Между тем большевики воспринимали “Двенадцать” отнюдь не как нечто им близкое. Александр Блок засвидетельствовал, что сестра Л. Д. Троцкого и жена Л. Б. Каменева — О. Д. Каменева (в девичестве Бронштейн), после Октября “руководившая” театрами России, — уже 9 марта 1918 года (поэма была опубликована 3 марта) заявила жене поэта, актрисе Л. Д. Блок, которая тогда читала “Двенадцать” с эстрады: “Стихи Александра Александровича (“Двенадцать”) — очень талантливое, почти гениальное изображение действительности (то есть несет в себе истину. — В.К.)… но читать их не надо (вслух), потому что в них восхваляется то, чего мы, старые социалисты, больше всего боимся”. 146
Позднее, в 1922 году, Троцкий, также признавая, — вероятно, под давлением уже сложившегося в литературных кругах мнения, — что Блок создал “самое значительное произведение нашей эпохи. Поэма “Двенадцать” останется навсегда” 147, вместе с тем заявил: “Блок дает не революцию, и уж, конечно, не работу ее руководящего авангарда, а сопутствующие ей явления… по сути, направленные против нее” (там же, с. 101). И Троцкий вообще крайне возмущался тем, что “наши революционные поэты почти сплошь возвращаются вспять к Пугачеву и Разину! Василий Каменский поэт Разина, а Есенин — Пугачева … плохо и преступно (! — В.К.) то, что иначе они не умеют подойти к нынешней революции, растворяя ее тем самым в слепом мятеже, в стихийном восстании… Но ведь что же такое наша (то есть та, которой руководит Троцкий. — В.К.) революция, если не бешеное восстание против стихийного бессмысленного… против то есть мужицкого корня старой русской истории, против бесцельности ее (нетелеологичности), против ее “святой” идиотической каратаевщины во имя сознательного, целесообразного, волевого и динамического начала жизни… Еще десятки лет пройдут, пока каратаевщина будет выжжена без остатка. Но процесс этот уже начат, и начат хорошо” (там же, с. 91-92).

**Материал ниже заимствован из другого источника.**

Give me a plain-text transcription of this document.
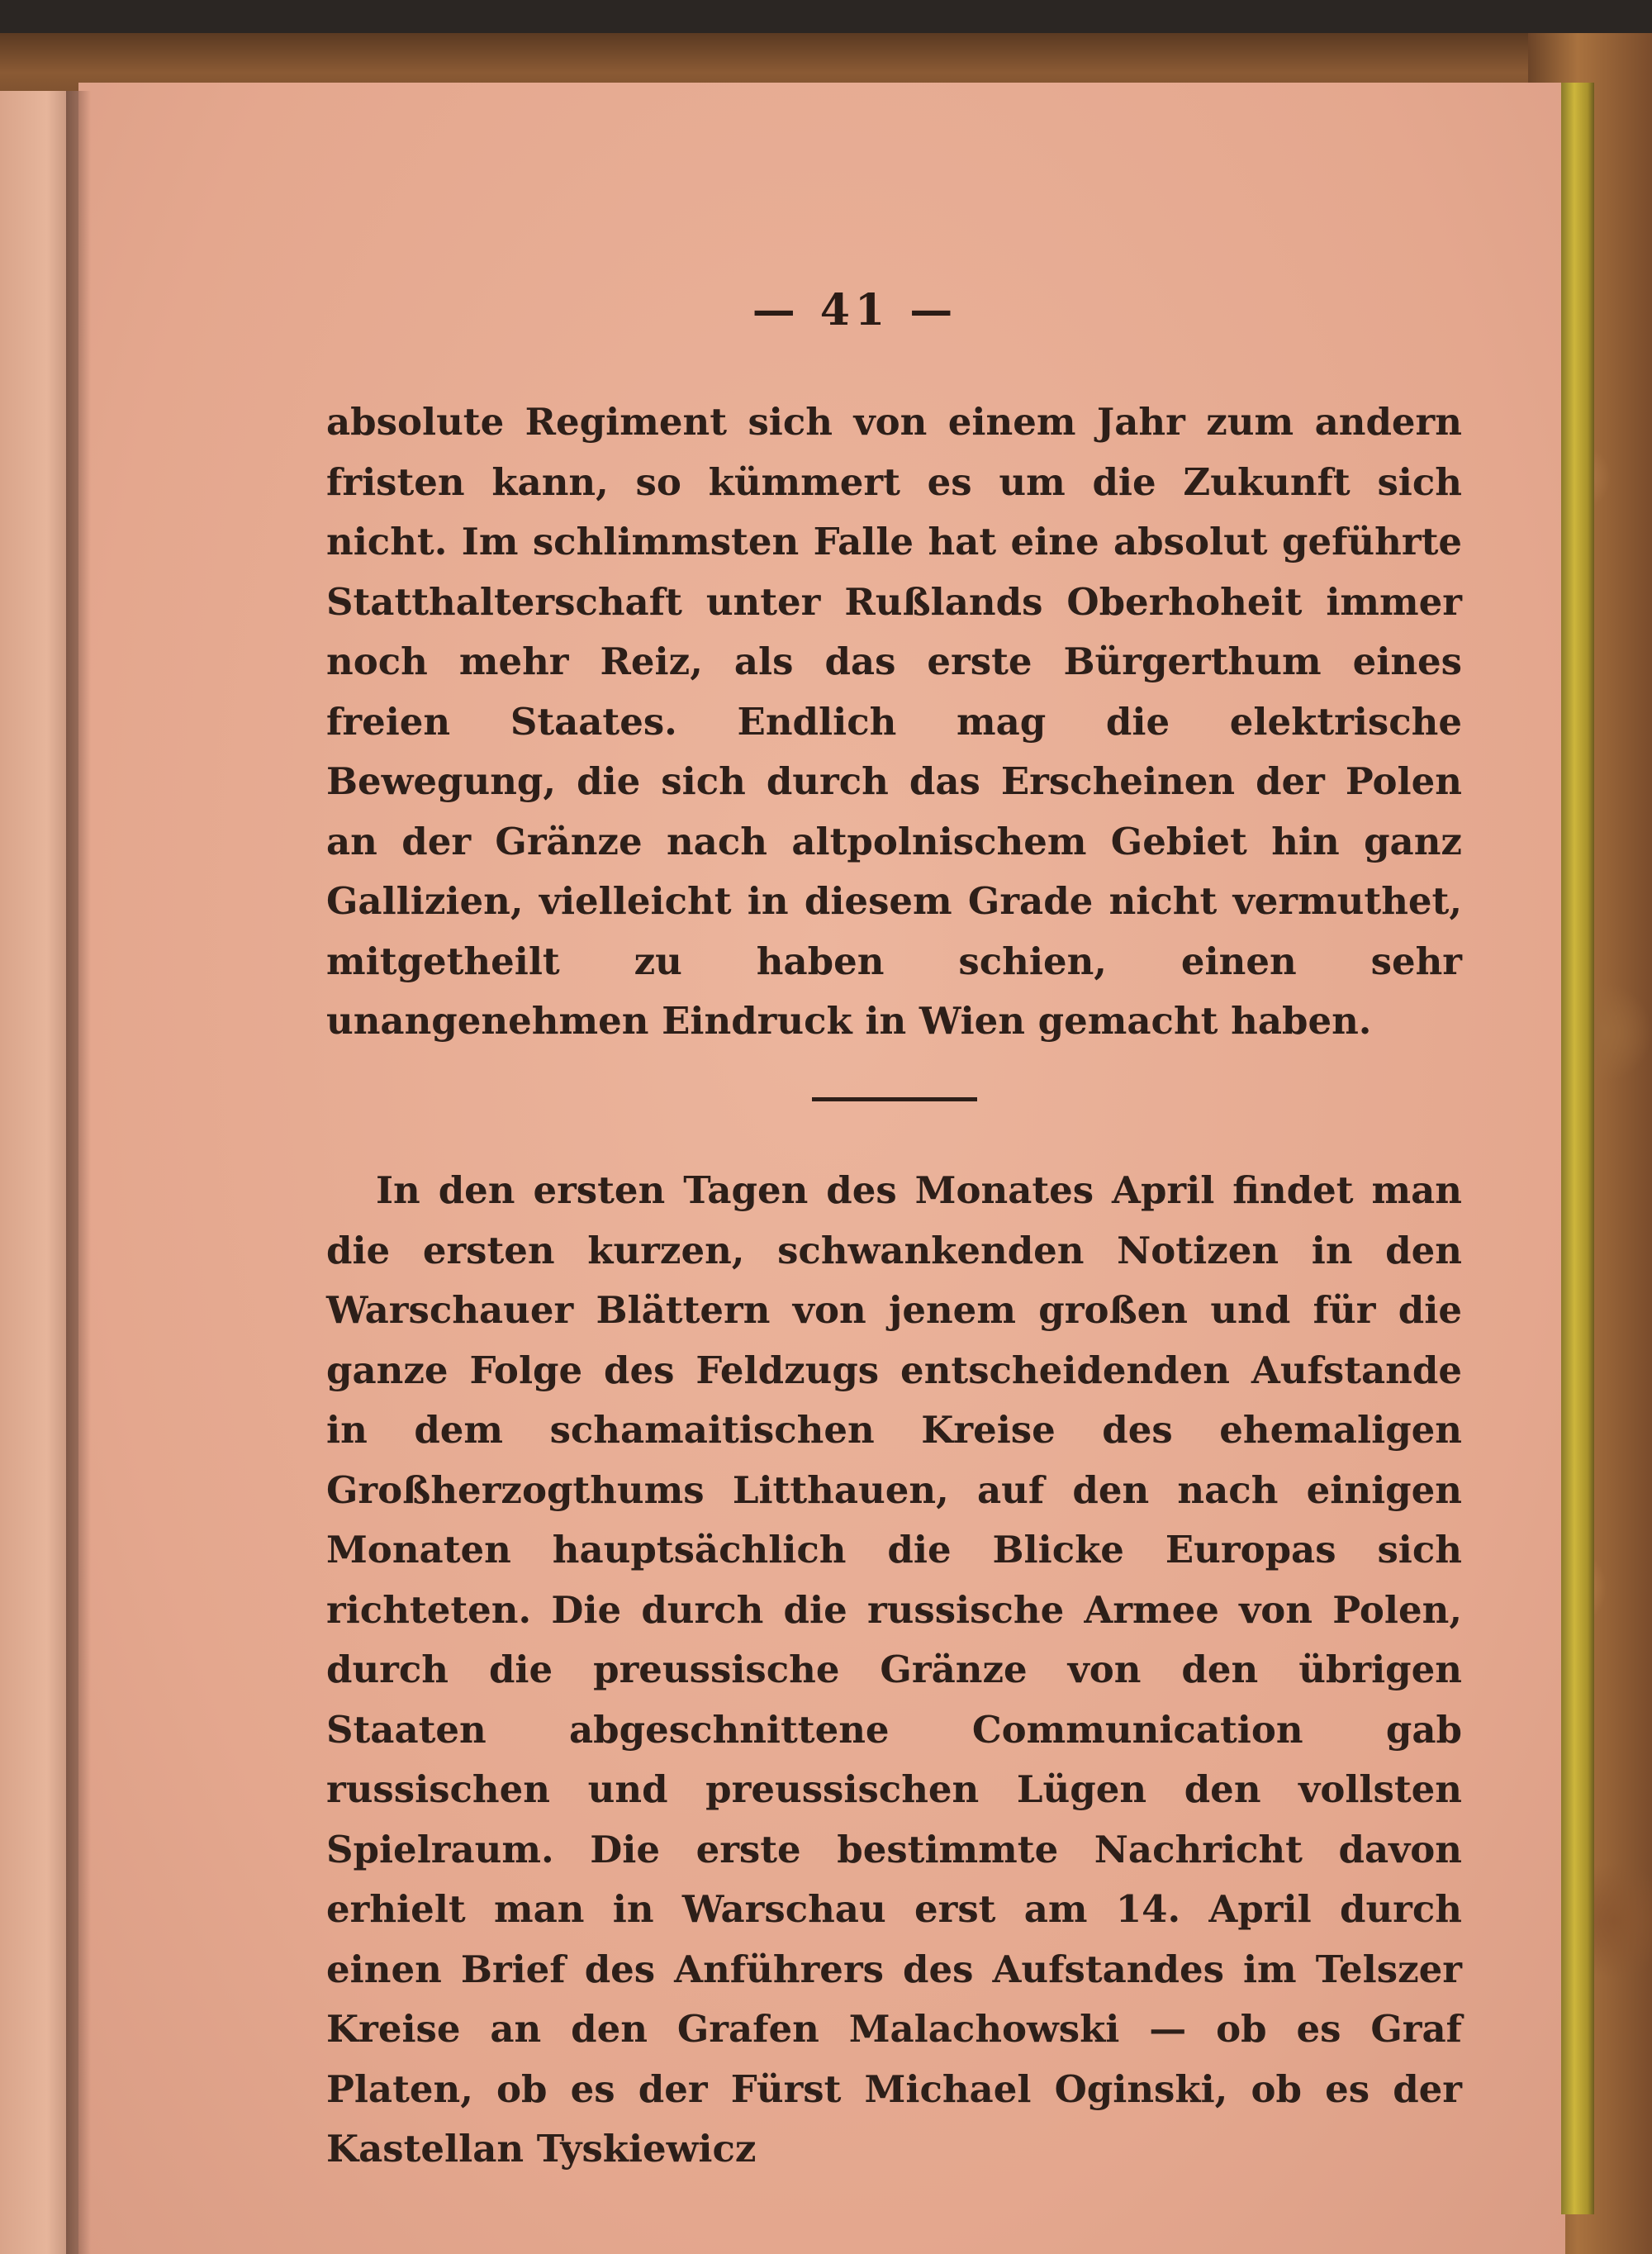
— 41 —

absolute Regiment sich von einem Jahr zum andern fristen kann, so kümmert es um die Zukunft sich nicht. Im schlimmsten Falle hat eine absolut geführte Statthalterschaft unter Rußlands Oberhoheit immer noch mehr Reiz, als das erste Bürgerthum eines freien Staates. Endlich mag die elektrische Bewegung, die sich durch das Erscheinen der Polen an der Gränze nach altpolnischem Gebiet hin ganz Gallizien, vielleicht in diesem Grade nicht vermuthet, mitgetheilt zu haben schien, einen sehr unangenehmen Eindruck in Wien gemacht haben.

In den ersten Tagen des Monates April findet man die ersten kurzen, schwankenden Notizen in den Warschauer Blättern von jenem großen und für die ganze Folge des Feldzugs entscheidenden Aufstande in dem schamaitischen Kreise des ehemaligen Großherzogthums Litthauen, auf den nach einigen Monaten hauptsächlich die Blicke Europas sich richteten. Die durch die russische Armee von Polen, durch die preussische Gränze von den übrigen Staaten abgeschnittene Communication gab russischen und preussischen Lügen den vollsten Spielraum. Die erste bestimmte Nachricht davon erhielt man in Warschau erst am 14. April durch einen Brief des Anführers des Aufstandes im Telszer Kreise an den Grafen Malachowski — ob es Graf Platen, ob es der Fürst Michael Oginski, ob es der Kastellan Tyskiewicz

Примечательно, что Троцкий здесь же цитирует — хотя и неточно, — Пушкина: “Пушкин сказал, что наше народное движение — это бунт, бессмысленный и жестокий. Конечно, это барское определение, но в своей барской ограниченности — глубокое и меткое” (с. 91); “бессмысленный” означает, в частности, “бесцельный”, о чем и сказал верно Троцкий.
И еще одна цитата из Троцкого: “Для Блока революция есть возмущенная стихия… Для Клюева, для Есенина — пугачевский и разинский бунты… Революция же есть прежде всего борьба рабочего класса за власть, за утверждение власти… ”(с. 83).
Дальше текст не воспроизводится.